For a given positive integer $n \ge 2$ let $a_n$ be the number of integers $k$ such that $\dfrac{k}{\pi(k)} = n$ where $\pi(x)$ is the prime counting function. The first few values of $(n,a_n)$ are
$$(2, 4), (3, 3), (4, 3), (5, 6), (6, 7), (7, 6), (8, 6), (9, 3), (10, 9)(11, 1), (12, 18),$$ $$(13, 11),(14, 12),(15, 21),(16, 3),(17, 10), (18, 33), (19, 31), (20, 32), (21, 24)$$
In the example above we see that for $n \ge 2, a_n \ge 1$. Intuitively this is expected because by the prime number theorem, $\dfrac{k}{\pi(k)} \sim \log k$. Hence as $k$ increases, the integer part of $\log k$ is expected to run through all positive integers after a certain point. However $a_k$ we notice that is not strictly increasing and $a_{11} = 1$. This brings the question:
Question: Is there a positive integer $n \ge 2$ for which $\dfrac{k}{\pi(k)} = n$ has no solution?

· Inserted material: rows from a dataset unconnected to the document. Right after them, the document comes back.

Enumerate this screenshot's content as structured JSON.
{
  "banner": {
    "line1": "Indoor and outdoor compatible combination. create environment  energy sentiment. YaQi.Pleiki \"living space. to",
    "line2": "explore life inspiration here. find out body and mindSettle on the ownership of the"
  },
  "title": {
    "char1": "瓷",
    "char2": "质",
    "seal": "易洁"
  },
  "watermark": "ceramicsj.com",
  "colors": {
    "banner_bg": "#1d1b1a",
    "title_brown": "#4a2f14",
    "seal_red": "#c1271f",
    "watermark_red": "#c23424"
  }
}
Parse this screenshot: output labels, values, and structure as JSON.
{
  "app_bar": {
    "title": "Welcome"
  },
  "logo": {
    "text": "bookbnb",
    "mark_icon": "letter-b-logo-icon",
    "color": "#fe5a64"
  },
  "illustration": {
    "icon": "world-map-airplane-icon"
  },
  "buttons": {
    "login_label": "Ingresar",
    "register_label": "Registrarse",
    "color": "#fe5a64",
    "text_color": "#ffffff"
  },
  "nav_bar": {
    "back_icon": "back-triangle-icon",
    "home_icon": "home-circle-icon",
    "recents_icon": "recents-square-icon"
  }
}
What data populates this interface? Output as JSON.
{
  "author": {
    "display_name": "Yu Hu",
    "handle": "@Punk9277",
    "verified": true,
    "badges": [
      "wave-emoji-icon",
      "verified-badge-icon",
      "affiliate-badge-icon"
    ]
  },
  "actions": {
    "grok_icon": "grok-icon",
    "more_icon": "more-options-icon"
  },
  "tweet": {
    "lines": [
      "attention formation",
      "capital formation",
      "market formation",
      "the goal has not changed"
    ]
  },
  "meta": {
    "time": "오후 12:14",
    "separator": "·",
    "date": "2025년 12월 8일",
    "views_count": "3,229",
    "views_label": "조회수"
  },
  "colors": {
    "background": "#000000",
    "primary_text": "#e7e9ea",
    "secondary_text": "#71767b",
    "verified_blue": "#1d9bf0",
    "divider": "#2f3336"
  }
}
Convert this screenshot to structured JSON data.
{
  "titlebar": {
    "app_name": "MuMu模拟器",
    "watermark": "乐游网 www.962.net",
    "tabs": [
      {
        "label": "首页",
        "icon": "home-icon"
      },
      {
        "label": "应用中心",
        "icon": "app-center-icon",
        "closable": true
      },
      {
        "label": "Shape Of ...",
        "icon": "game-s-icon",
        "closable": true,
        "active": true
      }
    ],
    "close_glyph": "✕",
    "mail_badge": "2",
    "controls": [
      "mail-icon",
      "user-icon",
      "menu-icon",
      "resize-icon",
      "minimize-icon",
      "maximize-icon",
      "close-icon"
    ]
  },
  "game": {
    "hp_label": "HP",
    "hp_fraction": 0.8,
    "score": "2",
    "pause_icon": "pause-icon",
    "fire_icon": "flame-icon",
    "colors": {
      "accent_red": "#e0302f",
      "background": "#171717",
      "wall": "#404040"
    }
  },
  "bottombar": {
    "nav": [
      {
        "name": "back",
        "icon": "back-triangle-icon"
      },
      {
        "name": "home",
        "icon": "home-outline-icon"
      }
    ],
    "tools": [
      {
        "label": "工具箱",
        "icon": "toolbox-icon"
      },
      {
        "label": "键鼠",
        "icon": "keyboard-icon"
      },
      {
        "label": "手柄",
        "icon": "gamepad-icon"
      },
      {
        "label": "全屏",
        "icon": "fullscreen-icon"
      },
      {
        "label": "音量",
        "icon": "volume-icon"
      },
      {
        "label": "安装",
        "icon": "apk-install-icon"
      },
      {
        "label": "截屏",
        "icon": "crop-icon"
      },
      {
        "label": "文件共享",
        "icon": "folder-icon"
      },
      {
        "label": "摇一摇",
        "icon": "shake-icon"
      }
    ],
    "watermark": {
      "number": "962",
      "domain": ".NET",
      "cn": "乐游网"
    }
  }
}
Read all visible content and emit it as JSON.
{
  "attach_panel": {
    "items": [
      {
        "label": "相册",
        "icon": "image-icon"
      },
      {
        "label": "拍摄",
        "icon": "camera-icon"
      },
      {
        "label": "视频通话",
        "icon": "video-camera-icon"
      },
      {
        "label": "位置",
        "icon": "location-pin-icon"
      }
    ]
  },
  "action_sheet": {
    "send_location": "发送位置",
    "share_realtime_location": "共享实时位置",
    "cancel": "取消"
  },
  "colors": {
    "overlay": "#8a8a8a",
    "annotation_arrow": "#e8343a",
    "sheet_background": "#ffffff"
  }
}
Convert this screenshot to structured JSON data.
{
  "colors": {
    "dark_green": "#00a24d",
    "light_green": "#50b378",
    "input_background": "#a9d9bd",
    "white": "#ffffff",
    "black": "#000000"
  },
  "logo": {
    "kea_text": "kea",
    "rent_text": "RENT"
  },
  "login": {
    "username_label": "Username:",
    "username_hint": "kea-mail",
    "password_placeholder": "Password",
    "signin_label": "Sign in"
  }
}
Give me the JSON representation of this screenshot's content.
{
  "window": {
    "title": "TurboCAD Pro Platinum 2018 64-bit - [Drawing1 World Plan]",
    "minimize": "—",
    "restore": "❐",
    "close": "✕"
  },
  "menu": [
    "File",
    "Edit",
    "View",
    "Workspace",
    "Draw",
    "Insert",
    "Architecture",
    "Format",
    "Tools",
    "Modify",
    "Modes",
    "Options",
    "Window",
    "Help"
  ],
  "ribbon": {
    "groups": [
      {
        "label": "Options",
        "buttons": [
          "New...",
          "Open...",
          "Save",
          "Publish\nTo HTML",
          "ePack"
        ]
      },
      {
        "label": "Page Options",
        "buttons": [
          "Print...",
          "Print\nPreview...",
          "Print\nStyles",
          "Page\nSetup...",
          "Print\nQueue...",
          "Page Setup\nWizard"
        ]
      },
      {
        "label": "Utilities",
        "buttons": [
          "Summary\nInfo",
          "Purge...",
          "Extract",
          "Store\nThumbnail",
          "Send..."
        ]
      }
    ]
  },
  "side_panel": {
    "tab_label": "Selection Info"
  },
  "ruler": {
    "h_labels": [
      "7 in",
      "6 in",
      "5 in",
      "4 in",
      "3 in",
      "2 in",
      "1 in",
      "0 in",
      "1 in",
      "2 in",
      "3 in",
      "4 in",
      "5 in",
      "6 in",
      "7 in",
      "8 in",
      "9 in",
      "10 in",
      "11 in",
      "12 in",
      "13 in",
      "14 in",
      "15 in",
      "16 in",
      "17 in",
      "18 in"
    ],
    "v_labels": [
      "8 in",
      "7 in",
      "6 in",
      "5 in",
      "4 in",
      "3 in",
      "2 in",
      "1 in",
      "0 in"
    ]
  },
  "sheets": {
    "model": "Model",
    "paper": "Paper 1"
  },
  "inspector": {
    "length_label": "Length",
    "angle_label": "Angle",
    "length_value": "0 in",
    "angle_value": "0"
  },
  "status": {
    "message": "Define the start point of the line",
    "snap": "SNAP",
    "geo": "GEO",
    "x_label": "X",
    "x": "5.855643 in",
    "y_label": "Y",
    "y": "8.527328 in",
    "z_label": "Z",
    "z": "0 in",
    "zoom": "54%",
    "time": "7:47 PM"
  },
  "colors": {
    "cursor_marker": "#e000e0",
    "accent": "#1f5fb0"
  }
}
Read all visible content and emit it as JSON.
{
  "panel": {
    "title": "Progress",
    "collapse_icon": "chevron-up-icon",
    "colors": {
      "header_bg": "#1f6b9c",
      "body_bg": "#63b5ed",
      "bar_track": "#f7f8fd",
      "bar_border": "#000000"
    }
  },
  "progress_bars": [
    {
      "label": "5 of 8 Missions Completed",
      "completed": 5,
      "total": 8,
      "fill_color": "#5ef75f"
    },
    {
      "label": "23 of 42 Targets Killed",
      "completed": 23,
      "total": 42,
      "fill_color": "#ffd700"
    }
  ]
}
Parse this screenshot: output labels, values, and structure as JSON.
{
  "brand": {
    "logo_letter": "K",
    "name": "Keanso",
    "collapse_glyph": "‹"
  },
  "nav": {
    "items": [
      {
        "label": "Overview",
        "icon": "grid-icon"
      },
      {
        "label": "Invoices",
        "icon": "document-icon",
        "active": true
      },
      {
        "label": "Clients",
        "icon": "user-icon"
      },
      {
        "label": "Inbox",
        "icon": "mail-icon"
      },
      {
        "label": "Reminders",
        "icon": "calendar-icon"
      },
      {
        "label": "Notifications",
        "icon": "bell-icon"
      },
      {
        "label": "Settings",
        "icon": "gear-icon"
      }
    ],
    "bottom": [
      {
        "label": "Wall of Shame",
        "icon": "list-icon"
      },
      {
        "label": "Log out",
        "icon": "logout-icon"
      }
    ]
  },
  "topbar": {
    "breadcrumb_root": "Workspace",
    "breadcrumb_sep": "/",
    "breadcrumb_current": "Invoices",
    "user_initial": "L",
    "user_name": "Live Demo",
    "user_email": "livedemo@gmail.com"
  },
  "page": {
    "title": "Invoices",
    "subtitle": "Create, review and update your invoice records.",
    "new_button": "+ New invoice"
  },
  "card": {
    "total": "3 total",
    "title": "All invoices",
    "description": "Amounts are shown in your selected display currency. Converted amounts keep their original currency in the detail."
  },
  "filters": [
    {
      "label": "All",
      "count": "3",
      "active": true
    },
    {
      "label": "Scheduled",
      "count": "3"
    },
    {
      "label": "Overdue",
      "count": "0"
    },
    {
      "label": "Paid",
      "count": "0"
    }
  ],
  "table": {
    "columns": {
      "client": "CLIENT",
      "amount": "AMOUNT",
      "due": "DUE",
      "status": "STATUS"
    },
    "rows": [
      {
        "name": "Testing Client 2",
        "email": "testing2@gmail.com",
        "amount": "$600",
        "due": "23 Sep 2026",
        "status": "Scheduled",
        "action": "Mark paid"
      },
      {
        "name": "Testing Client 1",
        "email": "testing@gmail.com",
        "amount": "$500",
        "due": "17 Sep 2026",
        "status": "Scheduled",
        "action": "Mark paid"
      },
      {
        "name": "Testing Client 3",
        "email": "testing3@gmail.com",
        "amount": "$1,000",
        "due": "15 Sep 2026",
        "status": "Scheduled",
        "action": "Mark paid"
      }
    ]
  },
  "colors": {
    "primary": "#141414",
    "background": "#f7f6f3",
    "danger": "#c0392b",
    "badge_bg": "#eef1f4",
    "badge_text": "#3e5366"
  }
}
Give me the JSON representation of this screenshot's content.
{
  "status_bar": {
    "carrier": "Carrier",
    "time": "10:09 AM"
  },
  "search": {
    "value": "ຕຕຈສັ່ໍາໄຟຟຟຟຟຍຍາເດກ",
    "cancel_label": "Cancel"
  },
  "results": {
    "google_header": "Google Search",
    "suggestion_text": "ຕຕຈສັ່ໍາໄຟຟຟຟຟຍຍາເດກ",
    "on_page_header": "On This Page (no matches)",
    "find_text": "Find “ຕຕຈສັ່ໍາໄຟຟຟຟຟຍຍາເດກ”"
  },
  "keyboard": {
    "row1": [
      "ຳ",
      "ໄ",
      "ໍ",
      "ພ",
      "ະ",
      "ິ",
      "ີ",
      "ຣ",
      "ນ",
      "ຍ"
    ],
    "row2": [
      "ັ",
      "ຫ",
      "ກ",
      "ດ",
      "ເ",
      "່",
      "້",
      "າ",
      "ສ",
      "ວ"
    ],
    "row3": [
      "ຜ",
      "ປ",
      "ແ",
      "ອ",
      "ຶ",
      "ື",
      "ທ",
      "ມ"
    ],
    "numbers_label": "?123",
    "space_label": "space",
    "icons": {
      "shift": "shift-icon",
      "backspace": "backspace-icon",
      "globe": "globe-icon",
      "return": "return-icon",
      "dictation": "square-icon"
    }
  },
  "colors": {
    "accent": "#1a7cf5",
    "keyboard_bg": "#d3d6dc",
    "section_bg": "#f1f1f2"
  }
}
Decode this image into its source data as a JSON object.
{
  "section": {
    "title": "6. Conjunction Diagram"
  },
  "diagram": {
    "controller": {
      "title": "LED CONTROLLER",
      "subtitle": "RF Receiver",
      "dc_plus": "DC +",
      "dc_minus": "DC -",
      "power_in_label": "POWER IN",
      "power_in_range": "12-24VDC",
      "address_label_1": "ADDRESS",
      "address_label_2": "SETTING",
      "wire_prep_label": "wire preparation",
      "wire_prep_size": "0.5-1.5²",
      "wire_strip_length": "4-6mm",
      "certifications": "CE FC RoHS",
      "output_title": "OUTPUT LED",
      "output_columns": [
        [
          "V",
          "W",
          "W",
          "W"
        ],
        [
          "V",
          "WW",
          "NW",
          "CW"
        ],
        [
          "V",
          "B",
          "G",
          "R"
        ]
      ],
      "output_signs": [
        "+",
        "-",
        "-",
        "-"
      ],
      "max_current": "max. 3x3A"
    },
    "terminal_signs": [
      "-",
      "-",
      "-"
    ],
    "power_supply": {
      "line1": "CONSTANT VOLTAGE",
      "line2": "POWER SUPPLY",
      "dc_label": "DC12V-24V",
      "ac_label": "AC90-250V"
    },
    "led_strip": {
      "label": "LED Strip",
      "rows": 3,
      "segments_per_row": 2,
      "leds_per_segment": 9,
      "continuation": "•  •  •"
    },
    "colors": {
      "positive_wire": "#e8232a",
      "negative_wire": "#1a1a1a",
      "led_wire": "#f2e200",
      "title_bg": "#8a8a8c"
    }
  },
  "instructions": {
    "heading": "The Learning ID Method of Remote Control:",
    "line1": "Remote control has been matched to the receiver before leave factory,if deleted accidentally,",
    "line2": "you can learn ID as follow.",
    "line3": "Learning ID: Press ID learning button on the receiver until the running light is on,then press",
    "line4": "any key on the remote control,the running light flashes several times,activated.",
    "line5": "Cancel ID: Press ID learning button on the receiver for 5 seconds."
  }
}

The answer is no, there is no such $n$. Observe that the fraction increases if and only if $\pi (k)$ stagnates. If $\frac{k}{\pi (k)} \leq n < \frac{k+1}{\pi (k+1)}$, then $\pi (k+1)=\pi (k)$ and thus $n\pi (k) -1<k\leq n\pi (k)$ with $k\in \mathbb{N}$, i.e. $k=n\pi (k)$.